To almost all dishes I make, especially “throw together” meals like this one, I add some kind of vegetable to it. In this case, I added a chopped green bell pepper. It hardly takes any time to chop up, it only enhances the meal, and it provides an easy serving of veggies to your day.
With whole grain noodles, lean ground beef, no-salt-added canned tomatoes, and pantry-staple spices that add tons of flavor, this meal has none of that “canned flavor” and you can be happy serving it to your family—even on those busiest nights. While the meat is browning, the noodles are busy cooking. Both are done close to the same time and everything comes together in one pot. Add a side salad or even just some cut veggies and fruit, and—Botta Bing, Botta Boom—you have yourself a balanced meal.
Add this to your menu plan for the week. When you feel the pressure as 5:00 approaches, stay calm because you have a family favorite that will come together before anybody gets hangry.
Adapted from: Gal on a Mission
- 1 lb whole wheat macaroni noodles
- 1 pound ground beef
- 1 green bell pepper, chopped
- ½ Tbsp dried basil
- 1 tsp dried oregano
- 1 Tbsp dried parsley
- ½ tsp garlic powder
- ½ tsp onion powder
- ¼ tsp dried thyme
- ¼ tsp dried rosemary
- Pinch of crushed red pepper flakes
- Black pepper, to taste
- 6-oz. tomato paste
- 14-oz. no-salt added tomato sauce
- Parmesan or shredded Mozzarella cheese, optional
- Cook the macaroni noodles according to the instructions on the package.

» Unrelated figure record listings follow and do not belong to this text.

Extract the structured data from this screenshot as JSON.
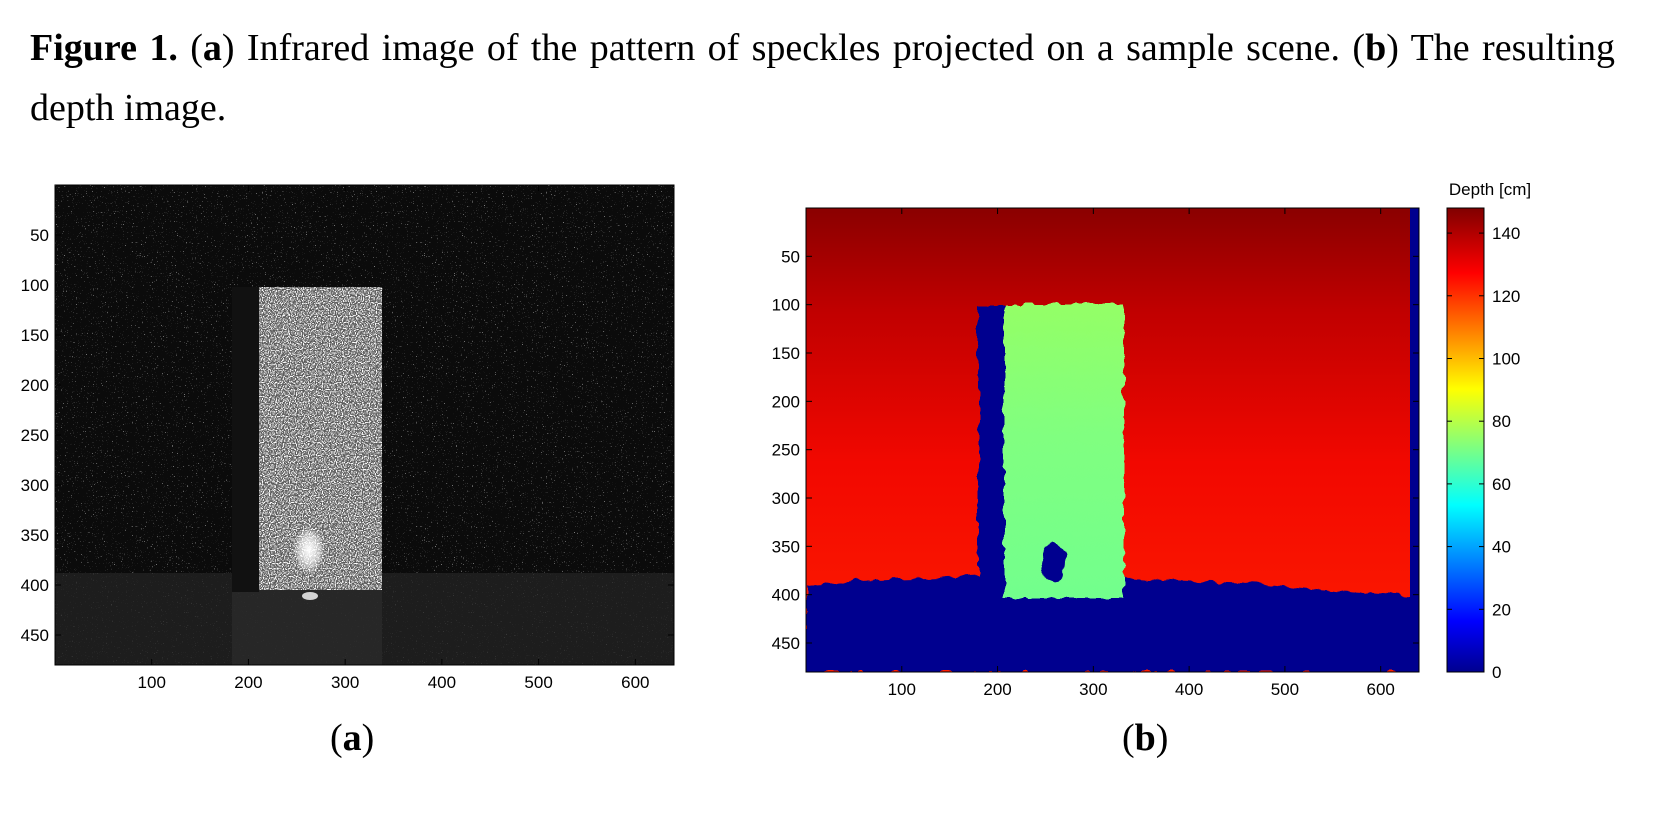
{
  "caption": {
    "figure_label": "Figure 1.",
    "part_a_letter": "a",
    "part_a_text": " Infrared image of the pattern of speckles projected on a sample scene.",
    "part_b_letter": "b",
    "part_b_text": " The resulting depth image."
  },
  "panels": {
    "a": {
      "label_letter": "a"
    },
    "b": {
      "label_letter": "b"
    }
  },
  "chart_data": [
    {
      "type": "image",
      "xlim": [
        0,
        640
      ],
      "ylim": [
        480,
        0
      ],
      "xticks": [
        100,
        200,
        300,
        400,
        500,
        600
      ],
      "yticks": [
        50,
        100,
        150,
        200,
        250,
        300,
        350,
        400,
        450
      ],
      "colormap": "gray"
    },
    {
      "type": "heatmap",
      "xlim": [
        0,
        640
      ],
      "ylim": [
        480,
        0
      ],
      "xticks": [
        100,
        200,
        300,
        400,
        500,
        600
      ],
      "yticks": [
        50,
        100,
        150,
        200,
        250,
        300,
        350,
        400,
        450
      ],
      "colormap": "jet",
      "colorbar": {
        "title": "Depth [cm]",
        "range": [
          0,
          148
        ],
        "ticks": [
          0,
          20,
          40,
          60,
          80,
          100,
          120,
          140
        ]
      },
      "regions": [
        {
          "x": [
            0,
            640
          ],
          "y": [
            0,
            390
          ],
          "depth": 135
        },
        {
          "x": [
            0,
            640
          ],
          "y": [
            390,
            480
          ],
          "depth": 0
        },
        {
          "x": [
            180,
            210
          ],
          "y": [
            100,
            400
          ],
          "depth": 0
        },
        {
          "x": [
            210,
            330
          ],
          "y": [
            100,
            400
          ],
          "depth": 74
        },
        {
          "x": [
            245,
            270
          ],
          "y": [
            345,
            385
          ],
          "depth": 0
        },
        {
          "x": [
            630,
            640
          ],
          "y": [
            0,
            480
          ],
          "depth": 0
        }
      ]
    }
  ],
  "colors": {
    "jet_dark_red": "#800000",
    "jet_red": "#ff1a00",
    "jet_green": "#80ff80",
    "jet_dark_blue": "#00008f"
  }
}
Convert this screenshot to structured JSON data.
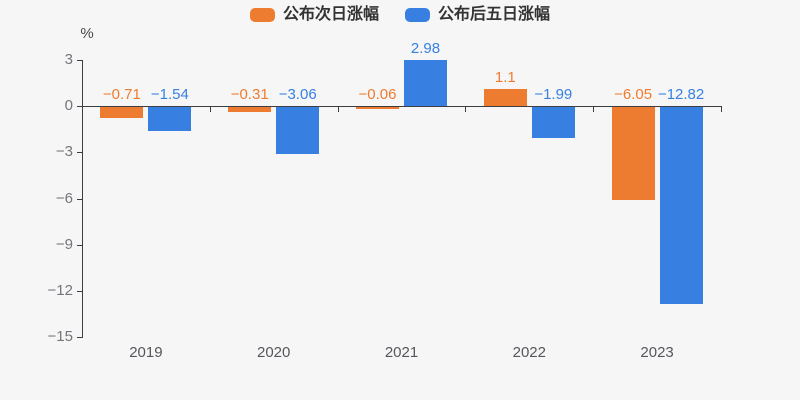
{
  "background_color": "#f6f6f6",
  "chart_data": {
    "type": "bar",
    "title": "",
    "unit_label": "%",
    "categories": [
      "2019",
      "2020",
      "2021",
      "2022",
      "2023"
    ],
    "series": [
      {
        "name": "公布次日涨幅",
        "color": "#ee7c30",
        "values": [
          -0.71,
          -0.31,
          -0.06,
          1.1,
          -6.05
        ],
        "value_labels": [
          "−0.71",
          "−0.31",
          "−0.06",
          "1.1",
          "−6.05"
        ]
      },
      {
        "name": "公布后五日涨幅",
        "color": "#3780e2",
        "values": [
          -1.54,
          -3.06,
          2.98,
          -1.99,
          -12.82
        ],
        "value_labels": [
          "−1.54",
          "−3.06",
          "2.98",
          "−1.99",
          "−12.82"
        ]
      }
    ],
    "ylim": [
      -15,
      3
    ],
    "ytick_interval": 3,
    "ytick_labels": [
      "3",
      "0",
      "−3",
      "−6",
      "−9",
      "−12",
      "−15"
    ],
    "grid": false,
    "legend_position": "top-center"
  },
  "colors": {
    "axis_line": "#3c3e42",
    "y_tick_label": "#73767c",
    "x_tick_label": "#54575b",
    "legend_text": "#333333"
  }
}
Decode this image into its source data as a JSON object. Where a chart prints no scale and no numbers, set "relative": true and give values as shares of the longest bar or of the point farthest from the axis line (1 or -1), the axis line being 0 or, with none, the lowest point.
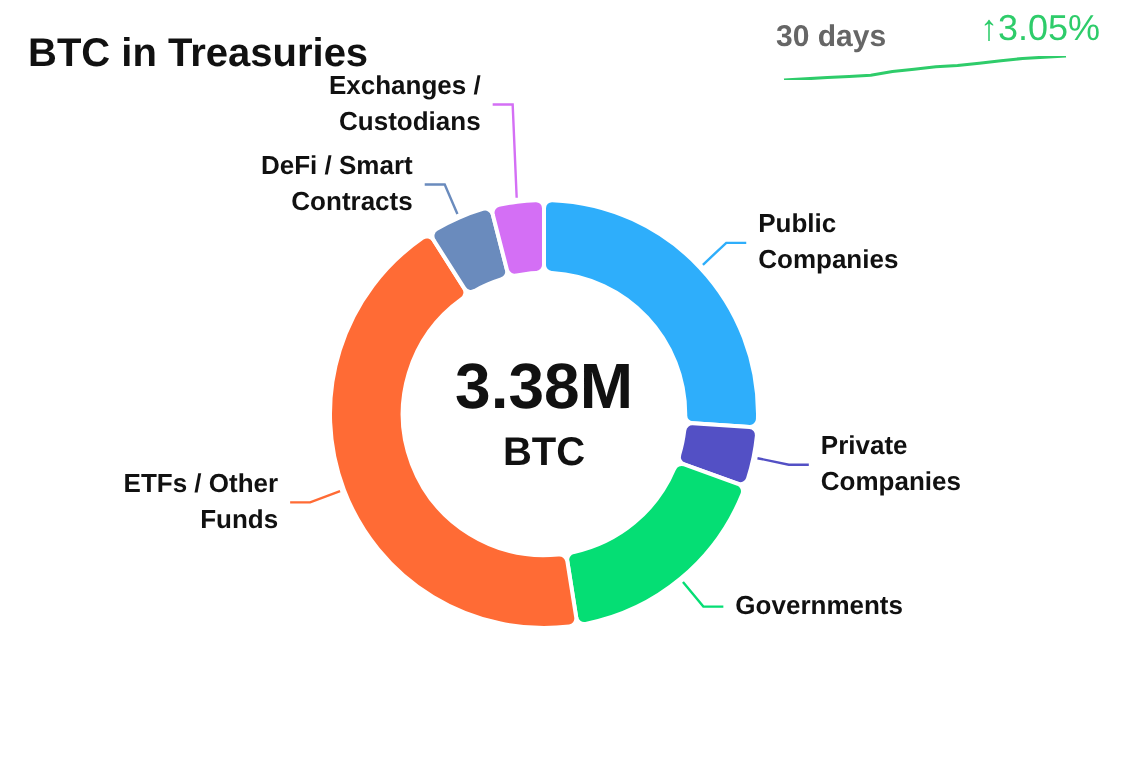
{
  "chart_data": [
    {
      "type": "donut",
      "title": "BTC in Treasuries",
      "categories": [
        "Public Companies",
        "Private Companies",
        "Governments",
        "ETFs / Other Funds",
        "DeFi / Smart Contracts",
        "Exchanges / Custodians"
      ],
      "values": [
        26,
        4.5,
        17,
        43.5,
        5,
        4
      ],
      "colors": [
        "#2eaefb",
        "#5350c5",
        "#05de74",
        "#ff6b35",
        "#6a8bbd",
        "#d46ff5"
      ],
      "annotations": [
        "3.38M",
        "BTC"
      ]
    },
    {
      "type": "line",
      "relative": true,
      "categories": [
        null,
        null,
        null,
        null,
        null,
        null,
        null,
        null,
        null,
        null,
        null,
        null,
        null,
        null
      ],
      "series": [
        {
          "color": "#2ecc6a",
          "values": [
            0,
            0.05,
            0.1,
            0.15,
            0.2,
            0.35,
            0.45,
            0.55,
            0.6,
            0.7,
            0.8,
            0.9,
            0.95,
            1
          ]
        }
      ],
      "annotations": [
        "30 days",
        "↑3.05%"
      ]
    }
  ]
}
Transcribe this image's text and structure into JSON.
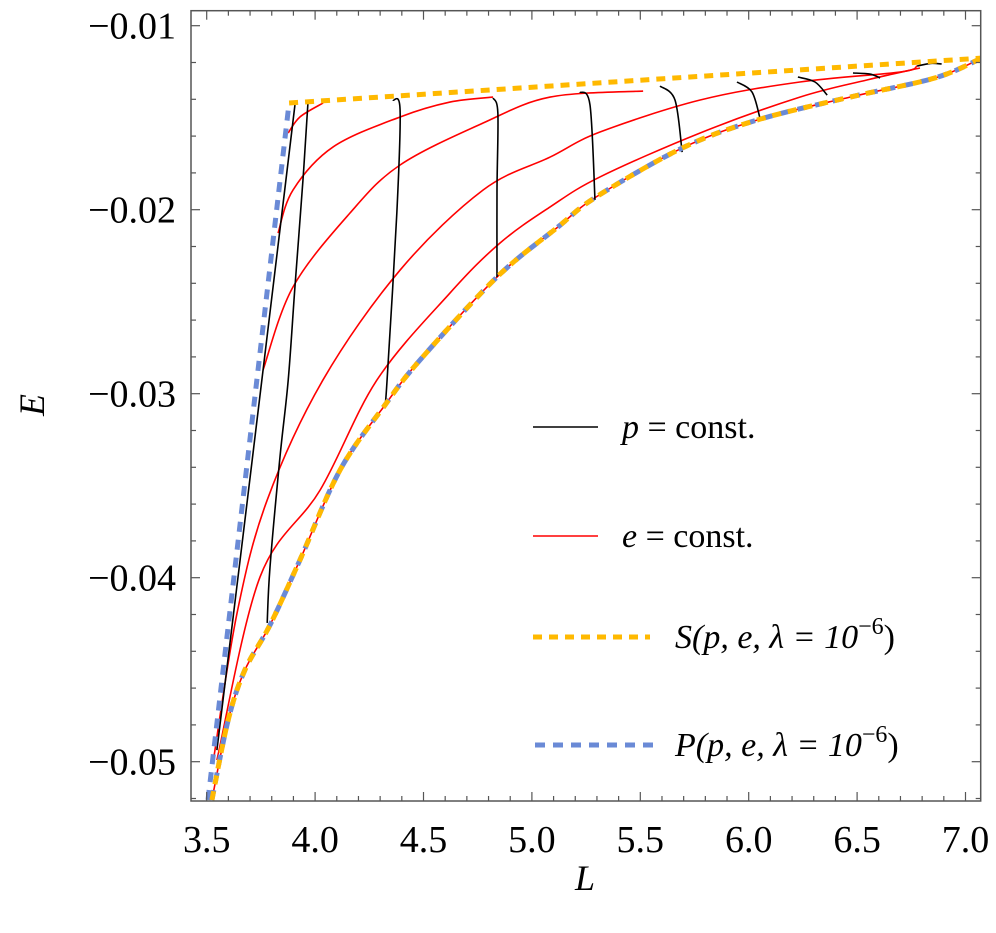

- In a large skillet, add the ground beef and green bell peppers together. Cook until the meat is fully cooked and browned, drain and rinse.
- Add in the all of the spices to the meat mixture. Stir in the tomato paste and tomato sauce. Simmer on low for about 10-12 minutes or until the noodles have finished cooking.
- Stir in the noodles.
- Serve topped with Parmesan or Mozzarella cheese (optional).